The dataset is here http://web.hku.hk/~bcowling/data/propensity.csv or http://web.hku.hk/~bcowling/examples/propensity.htm.
example <- propensity
The code using "Matching" was:
m.ps <- glm(trt ~ age + risk + severity, family="binomial", data=example)
example$ps <- predict(m.ps, type="response")

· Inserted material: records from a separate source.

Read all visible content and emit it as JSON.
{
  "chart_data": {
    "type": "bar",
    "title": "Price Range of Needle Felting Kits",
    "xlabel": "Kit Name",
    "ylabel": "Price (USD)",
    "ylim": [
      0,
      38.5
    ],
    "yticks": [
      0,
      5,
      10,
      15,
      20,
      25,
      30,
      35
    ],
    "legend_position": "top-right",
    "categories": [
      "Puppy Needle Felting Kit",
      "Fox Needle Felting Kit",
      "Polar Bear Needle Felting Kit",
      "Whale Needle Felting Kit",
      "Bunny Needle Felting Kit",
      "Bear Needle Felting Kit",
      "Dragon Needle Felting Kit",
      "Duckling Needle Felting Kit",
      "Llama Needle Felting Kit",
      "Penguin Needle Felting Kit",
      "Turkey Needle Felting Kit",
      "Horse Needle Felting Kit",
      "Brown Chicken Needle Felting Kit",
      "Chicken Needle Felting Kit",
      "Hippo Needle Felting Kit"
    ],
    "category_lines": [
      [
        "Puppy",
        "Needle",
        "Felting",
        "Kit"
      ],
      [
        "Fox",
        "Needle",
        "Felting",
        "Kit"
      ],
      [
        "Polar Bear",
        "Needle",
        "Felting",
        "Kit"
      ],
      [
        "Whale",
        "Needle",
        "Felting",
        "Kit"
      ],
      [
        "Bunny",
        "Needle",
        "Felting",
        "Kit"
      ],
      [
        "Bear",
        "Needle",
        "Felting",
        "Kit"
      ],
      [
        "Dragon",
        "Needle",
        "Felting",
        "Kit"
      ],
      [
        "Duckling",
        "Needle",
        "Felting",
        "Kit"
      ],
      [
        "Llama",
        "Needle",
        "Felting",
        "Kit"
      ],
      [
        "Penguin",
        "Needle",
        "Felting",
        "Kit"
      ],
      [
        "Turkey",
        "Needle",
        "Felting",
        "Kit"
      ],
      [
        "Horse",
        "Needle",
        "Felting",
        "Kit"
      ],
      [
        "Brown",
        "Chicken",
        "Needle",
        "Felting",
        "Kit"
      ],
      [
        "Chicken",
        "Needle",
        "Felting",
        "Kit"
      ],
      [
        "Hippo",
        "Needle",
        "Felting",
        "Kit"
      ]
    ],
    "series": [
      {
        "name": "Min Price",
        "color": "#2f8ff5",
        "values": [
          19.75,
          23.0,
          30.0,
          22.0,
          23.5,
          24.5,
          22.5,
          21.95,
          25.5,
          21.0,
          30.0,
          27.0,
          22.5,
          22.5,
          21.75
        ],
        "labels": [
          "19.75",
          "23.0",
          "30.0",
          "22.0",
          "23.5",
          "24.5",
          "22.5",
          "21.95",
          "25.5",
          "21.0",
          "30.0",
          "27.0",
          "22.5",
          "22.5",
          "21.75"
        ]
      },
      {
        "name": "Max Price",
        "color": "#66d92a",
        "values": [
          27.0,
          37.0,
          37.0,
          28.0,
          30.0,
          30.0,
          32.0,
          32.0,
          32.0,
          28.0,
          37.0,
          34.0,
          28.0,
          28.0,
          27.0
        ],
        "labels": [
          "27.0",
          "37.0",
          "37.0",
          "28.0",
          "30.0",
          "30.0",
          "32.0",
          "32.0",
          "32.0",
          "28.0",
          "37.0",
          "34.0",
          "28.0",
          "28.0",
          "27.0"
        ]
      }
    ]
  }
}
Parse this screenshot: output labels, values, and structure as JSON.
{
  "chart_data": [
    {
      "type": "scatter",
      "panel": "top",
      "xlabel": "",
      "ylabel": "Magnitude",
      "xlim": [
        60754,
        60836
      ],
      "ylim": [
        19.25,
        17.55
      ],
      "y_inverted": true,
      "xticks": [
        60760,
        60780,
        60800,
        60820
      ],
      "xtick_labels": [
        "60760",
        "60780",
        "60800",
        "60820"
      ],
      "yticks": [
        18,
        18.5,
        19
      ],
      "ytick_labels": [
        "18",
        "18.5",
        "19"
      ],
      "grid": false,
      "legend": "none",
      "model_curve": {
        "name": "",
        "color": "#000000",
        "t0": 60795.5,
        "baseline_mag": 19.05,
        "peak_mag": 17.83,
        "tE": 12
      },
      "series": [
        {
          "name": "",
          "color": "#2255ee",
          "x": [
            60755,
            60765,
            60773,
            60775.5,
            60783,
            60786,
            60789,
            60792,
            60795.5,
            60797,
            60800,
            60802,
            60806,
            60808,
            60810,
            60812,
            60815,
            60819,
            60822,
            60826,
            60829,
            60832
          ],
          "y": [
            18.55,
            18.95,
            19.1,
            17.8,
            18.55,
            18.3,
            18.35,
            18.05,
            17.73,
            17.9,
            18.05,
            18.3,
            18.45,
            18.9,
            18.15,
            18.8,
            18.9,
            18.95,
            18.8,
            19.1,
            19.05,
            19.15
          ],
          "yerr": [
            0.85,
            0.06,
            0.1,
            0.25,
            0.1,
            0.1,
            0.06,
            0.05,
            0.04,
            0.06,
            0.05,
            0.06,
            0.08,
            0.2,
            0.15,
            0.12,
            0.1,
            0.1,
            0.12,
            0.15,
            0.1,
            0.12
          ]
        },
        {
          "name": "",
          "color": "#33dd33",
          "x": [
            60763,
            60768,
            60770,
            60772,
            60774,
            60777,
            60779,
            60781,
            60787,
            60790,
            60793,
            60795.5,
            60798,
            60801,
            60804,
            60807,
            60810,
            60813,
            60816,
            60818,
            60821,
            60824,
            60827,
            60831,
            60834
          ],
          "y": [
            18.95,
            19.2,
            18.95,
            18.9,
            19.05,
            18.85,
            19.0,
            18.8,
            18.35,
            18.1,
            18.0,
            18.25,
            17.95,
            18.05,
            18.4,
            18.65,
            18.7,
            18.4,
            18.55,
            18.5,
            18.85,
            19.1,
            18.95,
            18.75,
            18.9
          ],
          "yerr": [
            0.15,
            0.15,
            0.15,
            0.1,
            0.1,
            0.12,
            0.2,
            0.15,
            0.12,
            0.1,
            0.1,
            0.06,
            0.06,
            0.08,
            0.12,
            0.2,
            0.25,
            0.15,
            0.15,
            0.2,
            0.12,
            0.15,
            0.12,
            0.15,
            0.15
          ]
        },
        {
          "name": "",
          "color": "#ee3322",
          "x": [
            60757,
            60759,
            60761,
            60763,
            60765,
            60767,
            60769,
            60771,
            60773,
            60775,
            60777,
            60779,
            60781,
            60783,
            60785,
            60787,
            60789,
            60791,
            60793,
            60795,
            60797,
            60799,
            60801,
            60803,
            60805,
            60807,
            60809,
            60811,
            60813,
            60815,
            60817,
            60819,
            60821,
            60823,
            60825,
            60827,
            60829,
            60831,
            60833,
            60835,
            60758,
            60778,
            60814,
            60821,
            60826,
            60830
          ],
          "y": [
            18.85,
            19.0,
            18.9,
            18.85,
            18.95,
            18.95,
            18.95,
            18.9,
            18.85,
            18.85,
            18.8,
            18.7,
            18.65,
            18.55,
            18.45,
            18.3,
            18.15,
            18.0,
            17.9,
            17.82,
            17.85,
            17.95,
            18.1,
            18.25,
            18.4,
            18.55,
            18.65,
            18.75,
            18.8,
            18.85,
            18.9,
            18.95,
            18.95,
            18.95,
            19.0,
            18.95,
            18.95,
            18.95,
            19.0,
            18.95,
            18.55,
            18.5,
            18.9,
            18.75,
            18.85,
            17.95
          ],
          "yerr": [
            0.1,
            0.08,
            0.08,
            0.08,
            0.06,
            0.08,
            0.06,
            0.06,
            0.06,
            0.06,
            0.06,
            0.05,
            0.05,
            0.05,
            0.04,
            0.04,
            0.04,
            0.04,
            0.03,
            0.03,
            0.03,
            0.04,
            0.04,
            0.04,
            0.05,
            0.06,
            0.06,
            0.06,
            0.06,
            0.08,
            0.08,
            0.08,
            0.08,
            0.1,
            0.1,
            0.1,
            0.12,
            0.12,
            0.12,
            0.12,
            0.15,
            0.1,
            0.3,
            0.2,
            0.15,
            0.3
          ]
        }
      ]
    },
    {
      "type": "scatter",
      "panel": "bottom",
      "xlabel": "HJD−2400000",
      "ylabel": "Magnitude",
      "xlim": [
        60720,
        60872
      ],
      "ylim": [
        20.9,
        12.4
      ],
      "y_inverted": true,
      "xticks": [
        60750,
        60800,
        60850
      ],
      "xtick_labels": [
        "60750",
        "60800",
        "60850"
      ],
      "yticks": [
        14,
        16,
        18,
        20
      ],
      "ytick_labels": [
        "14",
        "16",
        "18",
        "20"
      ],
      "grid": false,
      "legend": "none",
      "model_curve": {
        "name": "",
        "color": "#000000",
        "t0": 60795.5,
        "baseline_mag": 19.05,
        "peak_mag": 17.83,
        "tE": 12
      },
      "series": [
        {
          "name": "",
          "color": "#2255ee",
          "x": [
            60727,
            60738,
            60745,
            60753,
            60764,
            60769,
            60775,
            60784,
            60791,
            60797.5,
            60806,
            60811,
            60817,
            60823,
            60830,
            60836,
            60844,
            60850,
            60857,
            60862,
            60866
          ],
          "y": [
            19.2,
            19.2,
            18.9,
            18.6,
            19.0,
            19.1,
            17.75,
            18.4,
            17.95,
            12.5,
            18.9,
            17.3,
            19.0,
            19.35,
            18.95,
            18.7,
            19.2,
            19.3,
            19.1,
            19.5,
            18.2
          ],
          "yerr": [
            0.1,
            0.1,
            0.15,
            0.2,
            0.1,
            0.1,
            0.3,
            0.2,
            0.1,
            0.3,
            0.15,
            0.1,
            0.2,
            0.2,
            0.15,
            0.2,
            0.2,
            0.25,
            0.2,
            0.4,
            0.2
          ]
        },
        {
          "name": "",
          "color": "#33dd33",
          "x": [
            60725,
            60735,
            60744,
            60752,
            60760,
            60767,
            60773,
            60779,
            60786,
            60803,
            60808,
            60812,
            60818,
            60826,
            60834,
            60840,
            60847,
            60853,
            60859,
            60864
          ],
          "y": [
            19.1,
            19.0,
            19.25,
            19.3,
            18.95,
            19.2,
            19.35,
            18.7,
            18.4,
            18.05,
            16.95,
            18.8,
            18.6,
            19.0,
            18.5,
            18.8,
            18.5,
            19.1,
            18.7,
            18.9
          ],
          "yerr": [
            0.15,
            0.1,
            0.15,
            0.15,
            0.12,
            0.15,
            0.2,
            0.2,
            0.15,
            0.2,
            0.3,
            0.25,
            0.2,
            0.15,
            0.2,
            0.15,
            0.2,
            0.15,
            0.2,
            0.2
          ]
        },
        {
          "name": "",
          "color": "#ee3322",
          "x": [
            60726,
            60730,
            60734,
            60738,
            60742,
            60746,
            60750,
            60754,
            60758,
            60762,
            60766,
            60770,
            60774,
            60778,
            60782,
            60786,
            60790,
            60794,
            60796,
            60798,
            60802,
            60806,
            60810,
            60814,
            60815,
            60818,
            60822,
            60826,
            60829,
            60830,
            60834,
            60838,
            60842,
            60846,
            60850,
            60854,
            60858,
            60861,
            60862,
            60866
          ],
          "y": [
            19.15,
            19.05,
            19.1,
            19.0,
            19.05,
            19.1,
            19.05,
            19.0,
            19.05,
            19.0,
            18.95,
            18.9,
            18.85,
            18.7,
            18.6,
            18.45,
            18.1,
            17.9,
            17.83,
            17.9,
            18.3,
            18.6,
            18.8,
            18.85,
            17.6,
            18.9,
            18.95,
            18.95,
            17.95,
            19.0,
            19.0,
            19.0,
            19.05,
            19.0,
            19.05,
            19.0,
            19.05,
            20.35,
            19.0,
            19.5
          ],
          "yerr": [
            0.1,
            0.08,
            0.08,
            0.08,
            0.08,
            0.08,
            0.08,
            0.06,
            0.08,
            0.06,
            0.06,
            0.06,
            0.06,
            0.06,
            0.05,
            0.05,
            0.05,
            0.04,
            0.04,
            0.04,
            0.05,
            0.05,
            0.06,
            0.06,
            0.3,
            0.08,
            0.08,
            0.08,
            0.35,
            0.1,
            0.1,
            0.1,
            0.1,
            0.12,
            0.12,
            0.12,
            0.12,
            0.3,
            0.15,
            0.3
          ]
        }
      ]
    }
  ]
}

PS.m <- Match(Y=example$death, Tr=example$trt, X=example$ps, M=1, caliper=0.2, replace=FALSE)
summary(PS.m )
SE......... 0.041299
T-stat..... -2.1126
p.val...... 0.034634
Original number of observations.............. 400
Original number of treated obs............... 192
Matched number of observations............... 149
Matched number of observations (unweighted). 149
Caliper (SDs)........................................ 0.2
Number of obs dropped by 'exact' or 'caliper' 43
The number of matches was 149.
The code using "MatchIt" was:
psm<-matchit(trt ~ age+risk+severity, data=example, method="nearest",caliper=0.2)
summary(psm)
Sample Sizes:
Control Treated
All 208 192
Matched 161 161
Unmatched 47 31
Discarded 0 0
The number of matches was 161, and it was different from 149 when using Matching. Why were they different?
Two reasons: 1) Matching
proceeds through the matches in the order of units in the dataset while MatchIt
by default proceeds through matches based on descending order of the propensity score, and 2) Matching
uses a nonzero distance tolerance by default, meaning that any two units with a propensity score difference of .00001 or less will be considered exactly matched, whereas MatchIt
has no such tolerance.
To ensure the results are the same between Matching
and MatchIt
, set m.order = "data"
in matchit()
and set distance.tolerance = 0
in Match()
.
PS.m <- Match(Y=example$death, Tr=example$trt, X=example$ps, M=1, caliper=0.2, replace=FALSE, ties = F,
distance.tolerance = 0)
psm <- matchit(trt ~ age+risk+severity, data=example, method="nearest",caliper=0.2,
m.order = "data")
cobalt::bal.tab(psm, weights = PS.m)
#> Call
#> matchit(formula = trt ~ age + risk + severity, data = example,
#> method = "nearest", m.order = "data", caliper = 0.2)
#>
#> Balance Measures
#> Type Diff.matchit Diff.Match
#> distance Distance 0.0043 0.0043
#> age Contin. 0.0902 0.0902
#> risk Contin. -0.0348 -0.0348
#> severity Contin. -0.0342 -0.0342
#>
#> Effective sample sizes
#> Control Treated
#> All 208 192
#> matchit 149 149
#> Match 149 149
Created on 2022-02-22 by the reprex package (v2.0.1)
Here I used cobalt::bal.tab()
to verify that the result matched sample sizes are the same and the balance statistics match identically, indicating the same matched sample is produced using both methods.